What A Powerful Speech From Harry Belafonte Tells Us About The Meaning Of Movies

CREDIT: Wikimedia Commons

I’m en route to Los Angeles for the Television Critics Association press tour, from which I’ll be reporting for the next several weeks. But while I’m on the road, I wanted to point you to this terrific speech by Harry Belafonte at the New York Film Critics Circle Awards ceremony. Belafonte was presenting the prize for Best Director to Steve McQueen for his work on 12 Years A Slave, and did so in part by reaching back into his own movie-going memory:

When I was first watching the world of cinema, there was a film that stunned the world, with all its aspects and art form. They did a lot, at that time. The film was done by D.W. Griffith, and it was called The Birth of a Nation, and it talked about America’s story, its identity, and its place in the universe of nations. And that film depicted the struggles of this country with passion and power and great human abuse. Its depiction of black people was carried with great cruelty. And the power of cinema styled this nation, after the release of the film, to riot and to pillage and to burn and to murder black citizens. The power of film.

At the age of five, in 1932, I had the great thrill of going to the cinema. It was a great relief for those of us who were born into poverty, a way we tried to get away from the misery. One of the films they made for us, the first film I saw, was Tarzan of the Apes. [Ed note: The movie is called Tarzan the Ape Man.] In that film, [we] looked to see the human beauty of Johnny Weissmuller swinging through the trees, jump off, and there spring to life, while the rest were depicted as grossly subhuman, who were ignorant, who did not know their way around the elements, living in forests with wild animals. Not until Johnny Weissmuller stepped into a scene did we know who we were, according to cinema.
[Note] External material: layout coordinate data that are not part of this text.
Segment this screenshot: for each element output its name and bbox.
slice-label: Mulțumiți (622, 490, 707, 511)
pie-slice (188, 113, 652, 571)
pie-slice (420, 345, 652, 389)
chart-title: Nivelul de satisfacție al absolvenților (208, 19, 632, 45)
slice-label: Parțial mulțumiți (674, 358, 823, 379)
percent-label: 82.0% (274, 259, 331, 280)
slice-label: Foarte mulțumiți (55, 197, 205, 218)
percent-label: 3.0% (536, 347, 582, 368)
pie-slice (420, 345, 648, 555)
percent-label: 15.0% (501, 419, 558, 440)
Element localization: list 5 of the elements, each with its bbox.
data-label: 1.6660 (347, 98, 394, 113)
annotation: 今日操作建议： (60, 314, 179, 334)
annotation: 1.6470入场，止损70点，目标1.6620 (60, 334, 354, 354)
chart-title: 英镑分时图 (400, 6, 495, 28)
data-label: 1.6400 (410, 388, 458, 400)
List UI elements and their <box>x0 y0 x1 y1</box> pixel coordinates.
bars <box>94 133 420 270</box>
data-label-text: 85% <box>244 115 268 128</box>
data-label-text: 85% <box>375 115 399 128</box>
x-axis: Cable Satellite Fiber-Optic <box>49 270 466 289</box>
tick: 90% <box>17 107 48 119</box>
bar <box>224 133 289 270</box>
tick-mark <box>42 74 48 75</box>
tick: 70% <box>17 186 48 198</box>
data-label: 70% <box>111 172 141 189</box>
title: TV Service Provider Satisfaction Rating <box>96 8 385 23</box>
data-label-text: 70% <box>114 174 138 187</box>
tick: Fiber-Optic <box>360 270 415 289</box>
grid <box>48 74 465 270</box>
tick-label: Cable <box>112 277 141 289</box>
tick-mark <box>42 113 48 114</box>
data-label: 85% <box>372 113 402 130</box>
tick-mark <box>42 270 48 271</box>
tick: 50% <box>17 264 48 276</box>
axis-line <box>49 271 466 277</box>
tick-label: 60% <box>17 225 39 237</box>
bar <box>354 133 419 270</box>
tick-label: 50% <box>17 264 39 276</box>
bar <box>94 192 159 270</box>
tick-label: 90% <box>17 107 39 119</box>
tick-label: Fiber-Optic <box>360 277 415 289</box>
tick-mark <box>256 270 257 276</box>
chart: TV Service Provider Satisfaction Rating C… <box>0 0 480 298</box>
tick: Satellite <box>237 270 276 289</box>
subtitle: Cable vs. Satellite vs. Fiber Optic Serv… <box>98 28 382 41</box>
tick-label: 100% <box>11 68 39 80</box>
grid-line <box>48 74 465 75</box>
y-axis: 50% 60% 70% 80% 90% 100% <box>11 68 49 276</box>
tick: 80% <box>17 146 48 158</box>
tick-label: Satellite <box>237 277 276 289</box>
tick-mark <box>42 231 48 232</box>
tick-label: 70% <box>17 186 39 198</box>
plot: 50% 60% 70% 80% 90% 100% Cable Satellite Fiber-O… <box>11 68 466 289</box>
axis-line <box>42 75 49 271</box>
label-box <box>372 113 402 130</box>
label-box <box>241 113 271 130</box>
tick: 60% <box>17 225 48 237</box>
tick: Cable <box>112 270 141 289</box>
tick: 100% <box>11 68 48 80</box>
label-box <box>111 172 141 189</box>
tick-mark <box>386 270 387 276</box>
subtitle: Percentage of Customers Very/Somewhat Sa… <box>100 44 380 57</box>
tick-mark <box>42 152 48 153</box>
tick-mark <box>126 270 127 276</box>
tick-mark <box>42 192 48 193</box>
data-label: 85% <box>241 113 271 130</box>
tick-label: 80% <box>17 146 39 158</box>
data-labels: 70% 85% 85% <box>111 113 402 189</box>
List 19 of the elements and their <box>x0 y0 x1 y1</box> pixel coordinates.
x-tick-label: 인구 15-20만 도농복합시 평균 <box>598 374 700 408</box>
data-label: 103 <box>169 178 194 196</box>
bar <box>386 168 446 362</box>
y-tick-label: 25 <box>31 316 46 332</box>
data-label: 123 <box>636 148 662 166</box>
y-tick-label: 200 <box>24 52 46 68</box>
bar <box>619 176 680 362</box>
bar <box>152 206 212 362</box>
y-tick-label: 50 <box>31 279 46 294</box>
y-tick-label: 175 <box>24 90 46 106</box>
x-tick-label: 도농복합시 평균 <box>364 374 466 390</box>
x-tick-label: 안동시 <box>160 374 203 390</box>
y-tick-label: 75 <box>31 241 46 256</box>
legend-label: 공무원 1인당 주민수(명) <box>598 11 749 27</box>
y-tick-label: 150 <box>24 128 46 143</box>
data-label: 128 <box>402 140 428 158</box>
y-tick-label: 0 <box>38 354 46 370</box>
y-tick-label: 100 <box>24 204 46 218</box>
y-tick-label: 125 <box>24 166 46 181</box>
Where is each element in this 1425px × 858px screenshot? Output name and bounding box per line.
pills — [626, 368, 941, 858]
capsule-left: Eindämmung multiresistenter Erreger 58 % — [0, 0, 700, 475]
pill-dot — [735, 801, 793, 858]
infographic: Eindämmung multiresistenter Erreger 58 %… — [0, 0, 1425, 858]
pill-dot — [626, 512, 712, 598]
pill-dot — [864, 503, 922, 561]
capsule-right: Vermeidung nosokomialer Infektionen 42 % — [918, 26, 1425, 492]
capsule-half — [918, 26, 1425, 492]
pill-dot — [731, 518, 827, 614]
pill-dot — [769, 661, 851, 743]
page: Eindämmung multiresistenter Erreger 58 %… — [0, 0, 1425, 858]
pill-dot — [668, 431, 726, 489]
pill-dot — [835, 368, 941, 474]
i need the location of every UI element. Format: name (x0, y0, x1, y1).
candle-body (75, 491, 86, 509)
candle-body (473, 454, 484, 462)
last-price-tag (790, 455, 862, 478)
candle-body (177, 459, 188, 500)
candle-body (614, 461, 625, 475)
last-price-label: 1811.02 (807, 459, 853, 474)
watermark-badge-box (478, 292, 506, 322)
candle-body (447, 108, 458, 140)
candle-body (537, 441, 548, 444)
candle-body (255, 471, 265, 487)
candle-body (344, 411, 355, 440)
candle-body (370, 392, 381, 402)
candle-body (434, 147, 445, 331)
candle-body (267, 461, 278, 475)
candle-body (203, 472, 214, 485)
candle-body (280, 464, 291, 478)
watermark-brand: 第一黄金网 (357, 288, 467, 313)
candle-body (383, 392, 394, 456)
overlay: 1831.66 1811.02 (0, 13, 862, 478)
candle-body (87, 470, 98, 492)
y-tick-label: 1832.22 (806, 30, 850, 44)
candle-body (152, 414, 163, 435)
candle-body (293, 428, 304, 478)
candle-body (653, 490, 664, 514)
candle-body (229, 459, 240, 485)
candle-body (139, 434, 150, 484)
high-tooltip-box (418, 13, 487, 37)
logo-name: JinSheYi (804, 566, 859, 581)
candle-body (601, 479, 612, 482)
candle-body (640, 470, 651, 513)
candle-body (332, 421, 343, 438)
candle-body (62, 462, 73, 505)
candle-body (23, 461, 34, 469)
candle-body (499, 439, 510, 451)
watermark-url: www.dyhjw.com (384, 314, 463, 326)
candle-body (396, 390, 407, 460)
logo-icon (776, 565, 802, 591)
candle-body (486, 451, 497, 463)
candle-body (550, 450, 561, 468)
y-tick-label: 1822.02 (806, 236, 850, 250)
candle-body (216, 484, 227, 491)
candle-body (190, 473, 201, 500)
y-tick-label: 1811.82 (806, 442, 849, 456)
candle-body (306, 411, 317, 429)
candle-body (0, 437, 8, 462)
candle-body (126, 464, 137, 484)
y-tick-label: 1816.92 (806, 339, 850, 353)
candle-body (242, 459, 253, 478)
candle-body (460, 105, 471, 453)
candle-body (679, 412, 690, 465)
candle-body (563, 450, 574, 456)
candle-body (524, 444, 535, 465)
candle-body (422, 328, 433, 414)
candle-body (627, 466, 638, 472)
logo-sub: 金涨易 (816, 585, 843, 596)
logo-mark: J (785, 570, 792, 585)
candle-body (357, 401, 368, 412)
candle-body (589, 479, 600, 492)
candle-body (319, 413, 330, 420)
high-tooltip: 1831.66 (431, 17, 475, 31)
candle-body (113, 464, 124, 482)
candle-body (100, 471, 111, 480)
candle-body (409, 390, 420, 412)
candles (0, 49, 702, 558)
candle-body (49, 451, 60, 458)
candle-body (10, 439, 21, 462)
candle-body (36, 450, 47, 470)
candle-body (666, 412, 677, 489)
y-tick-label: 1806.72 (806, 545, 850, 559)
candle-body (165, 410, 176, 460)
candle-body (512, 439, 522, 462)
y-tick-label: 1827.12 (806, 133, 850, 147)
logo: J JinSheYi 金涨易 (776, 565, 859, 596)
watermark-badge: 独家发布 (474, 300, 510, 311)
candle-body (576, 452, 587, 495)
What’s striking–and I think important–about what Belafonte is getting at here, is his description of seeking out the movies as a balm of poverty, and instead of a welcome respite, receiving an unexpected smack in the face. “I was five when I saw Tarzan of the Apes, and the one thing I never wanted to be, after seeing that film, was an African,” he explains. “I didn’t want to be associated with anybody that could have been depicted as so useless and meaningless.” Rather than going to the movies and getting a Sullivan’s Travels-esque moment of catharsis and escape, the movies gave Belafonte an experience of trauma, instead. Rather than showing him a world that was funnier, and kinder, and better than the one he actually lived in, a fantasy in which someone like five-year-old Belafonte could be a hero that he could carry back with him out that misery, he got a lesson in what his place in the racial hierarchy was instead.

Movies shape our understanding of the world in many ways, but perhaps the most important is what they take for granted. If you live in a world where you feel powerless, and see someone like yourself on screen who has power, and is allowed to use it without interference or unkindness, that can be a remarkably uplifting thing. The contrast between your experience and the world of the movies can be something to aspire to, an inspiration to ask questions about the assumptions you’ve held about yourself and the place that you’ve been granted, or that you’ve accepted for yourself.

But if you live in a world where you have little power or influence, and find yourself in a movie that simply assumes that people like you aren’t just powerless, but that you’re an animal if you’re black, that you’re simultaneously stupid and cunningly destructive if you’re a woman, that you’re greedy beyond your capacity if you’re Jewish, that you’re hopelessly violent if a Muslim, that can have an even more powerful negative effect. If it can be a pleasant surprise to figure out that there might be more to you than you expected, it’s exceptionally nasty to discover that people think you’ve overstepped, or overestimated yourself. It’s a vertiginous realignment of the world around you, like finding out that someone you thought was a friend has been secretly undermining you, but multiplied a million-fold. You can drown in that kind of feeling, in the idea that people around you who you thought were benign are suddenly out to get you, that they have a vested interest in your subordination.

If you’re white, or a man, and particularly both, depictions that shock you like this will be rare. By the time you encounter one, you will likely be lucky enough to have built up the self-confidence and knowledge of your place in society to dismiss the creator as vindictive, their views of the fringe. But if you are a person of color, or a woman, or in the past, a gay person or a non-Christian, an experience like Belafonte’s might have been the beginning of a painful education about your position off-screen, the bright light outside the theater shining not on a hopeful future, but a painful one. Movies like Steve McQueen’s–and Malcolm D. Lee’s, and Ava DuVernay’s, and Kasi Lemmons, and Justin Lin’s–can be a way to fight back.